Tiba-tiba saya melihat jejak karakteristik SAM dan kemudian ledakan besar sekitar 20.000 kaki. Saya memantau transmisi radio dan saya tahu bahwa pesawat kami sudah bebas, jadi saya berkata kepada pilot saya, ‘mereka menembak jatuh salah satu pesawat mereka!’ Saya tidak melihat pesawat itu karena jarak pandangnya buruk, tetapi saya jelas melihat jejak rudal dan ledakannya.
"Pada saat kami mendarat, kami diberitahu bahwa MiG 'kami' jatuh.

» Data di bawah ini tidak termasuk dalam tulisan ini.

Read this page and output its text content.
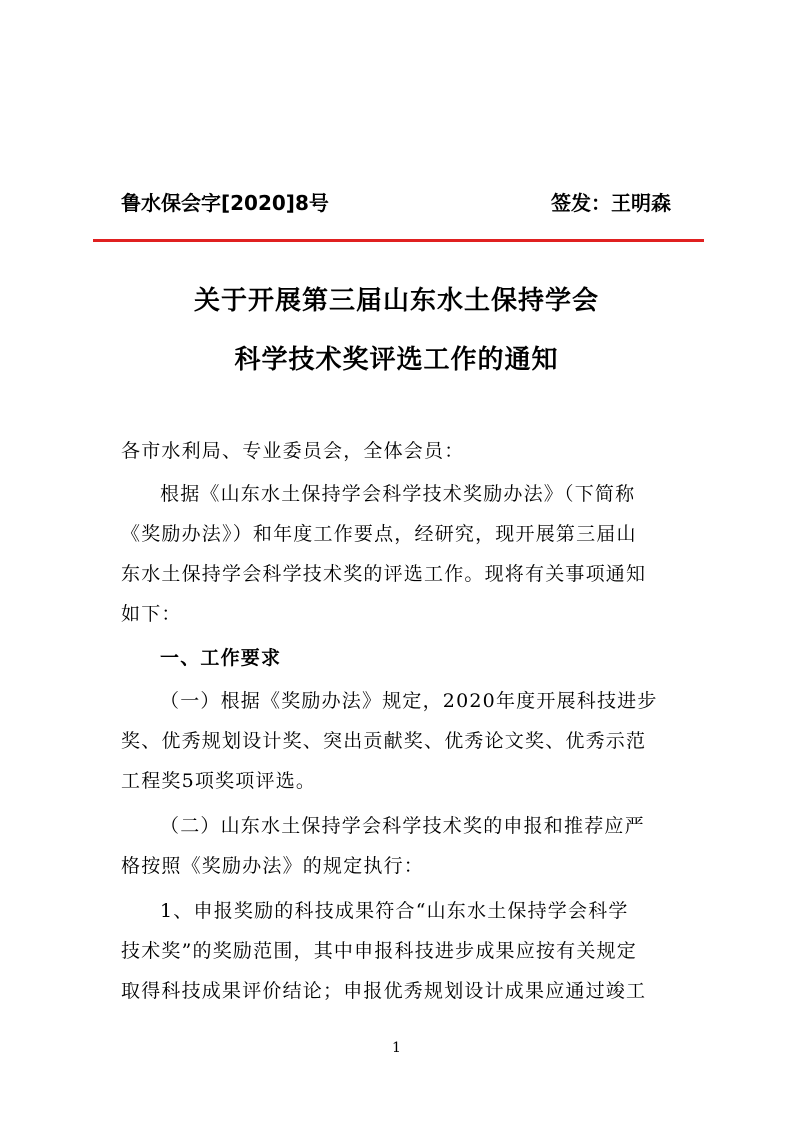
鲁水保会字[2020]8号	签发：王明森
关于开展第三届山东水土保持学会
科学技术奖评选工作的通知
各市水利局、专业委员会，全体会员：
根据《山东水土保持学会科学技术奖励办法》（下简称
《奖励办法》）和年度工作要点，经研究，现开展第三届山
东水土保持学会科学技术奖的评选工作。现将有关事项通知
如下：
一、工作要求
（一）根据《奖励办法》规定，2020年度开展科技进步
奖、优秀规划设计奖、突出贡献奖、优秀论文奖、优秀示范
工程奖5项奖项评选。
（二）山东水土保持学会科学技术奖的申报和推荐应严
格按照《奖励办法》的规定执行：
1、申报奖励的科技成果符合“山东水土保持学会科学
技术奖”的奖励范围，其中申报科技进步成果应按有关规定
取得科技成果评价结论；申报优秀规划设计成果应通过竣工
1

Kami dianugerahi kill bersama, karena MiG terbagi antara kami dan wingman kami.
Saya kembali melaporkan apa yang saya lihat dalam perjalanan pulang, dan tak lama kemudian Intelligence IAF mengkonfirmasi cerita saya, Angkatan Udara Mesir menembak jatuh MiG-21 Korea Utara."
Perang Yom Kippur mengakibatkan kematian 2.500 hingga 2.700 warga Israel, 16.000 tentara Arab, dan banyak korban luka-luka.
Namun akhirnya Mesir bersedia berdamai dengan Israel.
Pada November 1977, Presiden Anwar Sadat berkunjung ke Jerusalem untuk menggelar pembicaraan damai dengan Israel.
Sadat menjadi kepala negara Arab pertama yang melakukan kunjungan resmi ke Israel.
Pembicaraan awal kedua negara kemudian mencapai puncaknya setahun kemudian di Camp David ketika Presiden Sadat dan PM Begin resmi menyepakati perjanjian damai pada 17 September 1978.
26 Maret 1979, Mesir dan Israel resmi menandatangani perjanjian damai yang digelar di rumah tetirah presiden AS di Camp David, tak jauh dari Washington DC, Amerika Serikat.
Perjanjian damai yang diteken PM Israel Menachem Begin dan Presiden Anwar Sadat menjadi perjanjian damai pertama antara Israel dan sebuah negara Arab.
Penandatanganan perjanjian damai yang disaksikan Presiden Amerika Serikat Jimmy Carter itu sekaligus mengakhiri perang tiga dekade antara kedua negara bertetangga itu. Dampak lain dari penandatangan ini, PM Begin dan Presiden Sadat sama-sama meraih Hadiah Nobel Perdamaian 1978.
Artikel ini telah tayang di Tribun Medan dengan judul: "Bantu Mesir, Korea Utara Kirim Jet Tempur Melawan Israel, Begini Dogfight F-4 Phantom Lawan MIG-21S."